David Enna, Tipswatch.com (updated Jan. 14, 2023)
I’ve been writing about inflation-protected investments – Treasury Inflation-Protected Securities and U.S. Series I Savings Bonds – since 2011, and I’ve been investing in these products since 1999. So, how have these investments been doing? I track the performance of every maturing 10-year and 5-year TIPS on this page, as they mature in January, April and July.
To view this at a glance, the annual variance number in the last column shows how the inflation breakeven rate compared to actual 5- or 10-year annual inflation. When the numbers are green, a TIPS was the superior investment. When they are red, the nominal Treasury was the better investment.
We just completed a decade-long period of inflation running at less than 2.0%. In general TIPS have out-performed nominal Treasurys when the inflation-breakeven rate dropped below 2.0%, especially for 10-year TIPS. But the next decade could be entirely different. Never predict the future decade based on the performance of the past decade.
Notes and qualifications
This chart is an estimate of performance, because for nominal Treasurys it uses a full month of inflation in the beginning and ending months, when actually TIPS accruals are based on a half month for the first and last months, with the origination and maturity occurring on the 15th of the month.
Keep in mind that interest on a nominal Treasury and the TIPS coupon rate is paid out as current-year income and not reinvested.
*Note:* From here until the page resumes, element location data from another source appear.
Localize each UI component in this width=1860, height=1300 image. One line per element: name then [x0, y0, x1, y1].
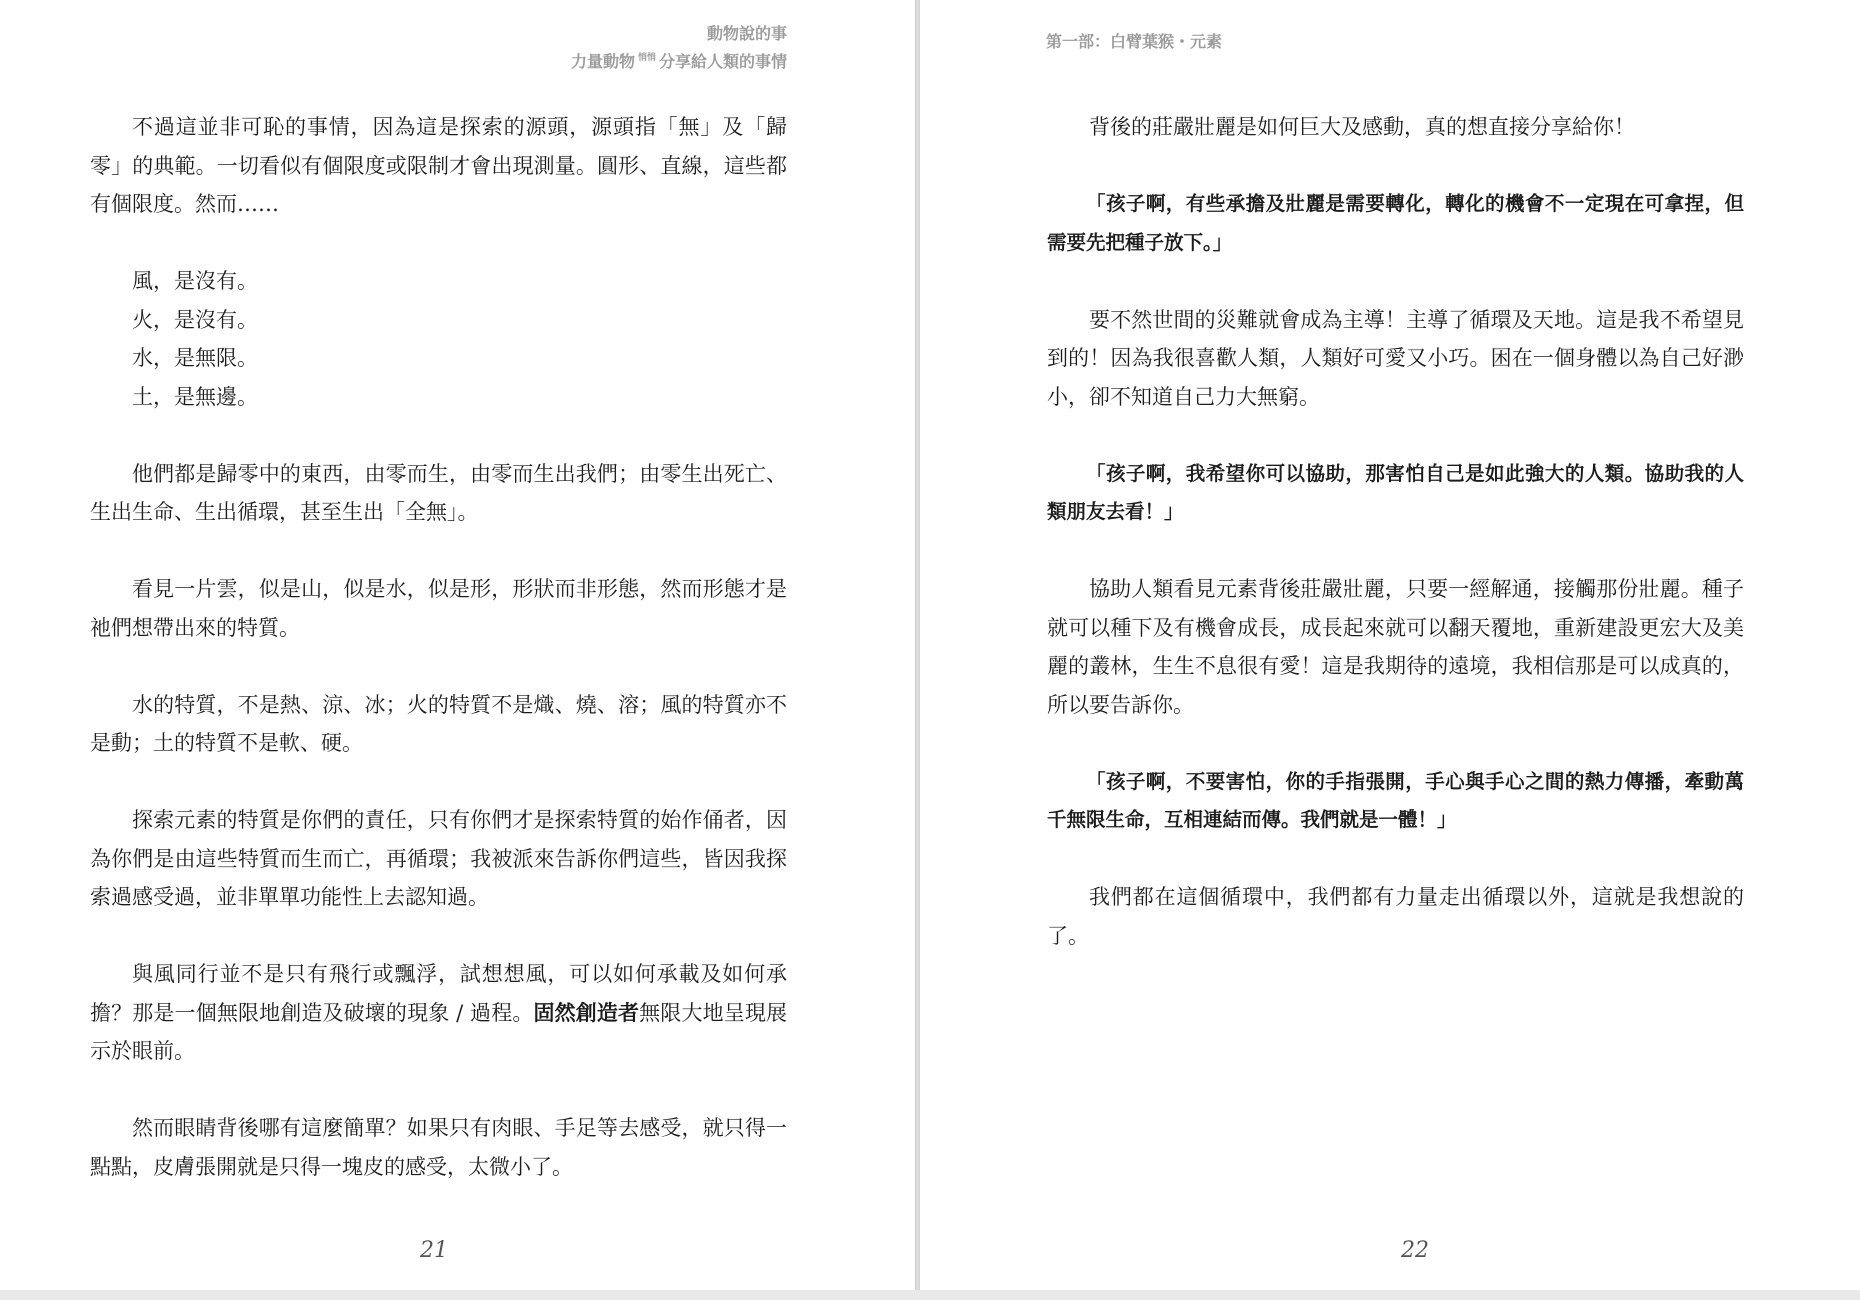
subtitle-ruby: 悄悄 — [637, 53, 656, 63]
right-page — [920, 0, 1860, 1290]
paragraph: 看見一片雲，似是山，似是水，似是形，形狀而非形態，然而形態才是祂們想帶出來的特質。 — [90, 577, 787, 640]
book-title: 動物說的事 — [706, 24, 787, 43]
quote-paragraph: 「孩子啊，有些承擔及壯麗是需要轉化，轉化的機會不一定現在可拿捏，但需要先把種子放下。」 — [1047, 192, 1744, 254]
left-page — [0, 0, 915, 1290]
viewer-bottom-edge — [0, 1290, 1860, 1300]
quote-paragraph: 「孩子啊，不要害怕，你的手指張開，手心與手心之間的熱力傳播，牽動萬千無限生命，互相連結而傳。我們就是一體！」 — [1047, 769, 1744, 831]
left-body-text — [90, 108, 787, 1225]
paragraph: 他們都是歸零中的東西，由零而生，由零而生出我們；由零生出死亡、生出生命、生出循環，甚至生出「全無」。 — [90, 461, 787, 524]
bold-emphasis: 固然創造者 — [533, 999, 640, 1025]
list-item: 土，是無邊。 — [132, 384, 258, 409]
paragraph: 背後的莊嚴壯麗是如何巨大及感動，真的想直接分享給你！ — [1089, 115, 1635, 139]
page-number: 21 — [420, 1238, 448, 1263]
element-list — [90, 262, 787, 416]
list-item: 火，是沒有。 — [132, 307, 258, 332]
paragraph: 協助人類看見元素背後莊嚴壯麗，只要一經解通，接觸那份壯麗。種子就可以種下及有機會成長，成長起來就可以翻天覆地，重新建設更宏大及美麗的叢林，生生不息很有愛！這是我期待的遠境，我相信那是可以成真的，所以要告訴你。 — [1047, 577, 1744, 717]
list-item: 水，是無限。 — [132, 346, 258, 370]
paragraph: 水的特質，不是熱、涼、冰；火的特質不是熾、燒、溶；風的特質亦不是動；土的特質不是軟、硬。 — [90, 692, 787, 755]
left-running-header — [571, 22, 787, 74]
page-number: 22 — [1401, 1238, 1429, 1263]
quote-paragraph: 「孩子啊，我希望你可以協助，那害怕自己是如此強大的人類。協助我的人類朋友去看！」 — [1047, 461, 1744, 523]
paragraph: 探索元素的特質是你們的責任，只有你們才是探索特質的始作俑者，因為你們是由這些特質而生而亡，再循環；我被派來告訴你們這些，皆因我探索過感受過，並非單單功能性上去認知過。 — [90, 808, 787, 909]
book-subtitle: 力量動物 $^{悄悄}$ 分享給人類的事情 — [570, 52, 787, 71]
paragraph: 然而眼睛背後哪有這麼簡單？如果只有肉眼、手足等去感受，就只得一點點，皮膚張開就是只得一塊皮的感受，太微小了。 — [90, 1116, 787, 1179]
paragraph: 我們都在這個循環中，我們都有力量走出循環以外，這就是我想說的了。 — [1047, 885, 1744, 948]
list-item: 風，是沒有。 — [132, 269, 258, 293]
paragraph: 與風同行並不是只有飛行或飄浮，試想想風，可以如何承載及如何承擔？那是一個無限地創造及破壞的現象 / 過程。固然創造者無限大地呈現展示於眼前。 — [90, 962, 788, 1063]
right-running-header: 第一部：白臂葉猴・元素 — [1046, 32, 1223, 51]
paragraph: 不過這並非可恥的事情，因為這是探索的源頭，源頭指「無」及「歸零」的典範。一切看似有個限度或限制才會出現測量。圓形、直線，這些都有個限度。然而…… — [90, 115, 787, 216]
paragraph: 要不然世間的災難就會成為主導！主導了循環及天地。這是我不希望見到的！因為我很喜歡人類，人類好可愛又小巧。困在一個身體以為自己好渺小，卻不知道自己力大無窮。 — [1047, 307, 1744, 409]
right-body-text — [1047, 108, 1744, 994]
So in the case of a nominal Treasury, the interest earned could be reinvested elsewhere, which would potentially boost the gain. For certain, we don’t know what the investor could have earned precisely on an investment after re-investments.
In the case of a TIPS, the inflation adjustment compounds over time, and that will give TIPS a slight boost in return that isn’t reflected in the “average inflation” numbers presented in the chart.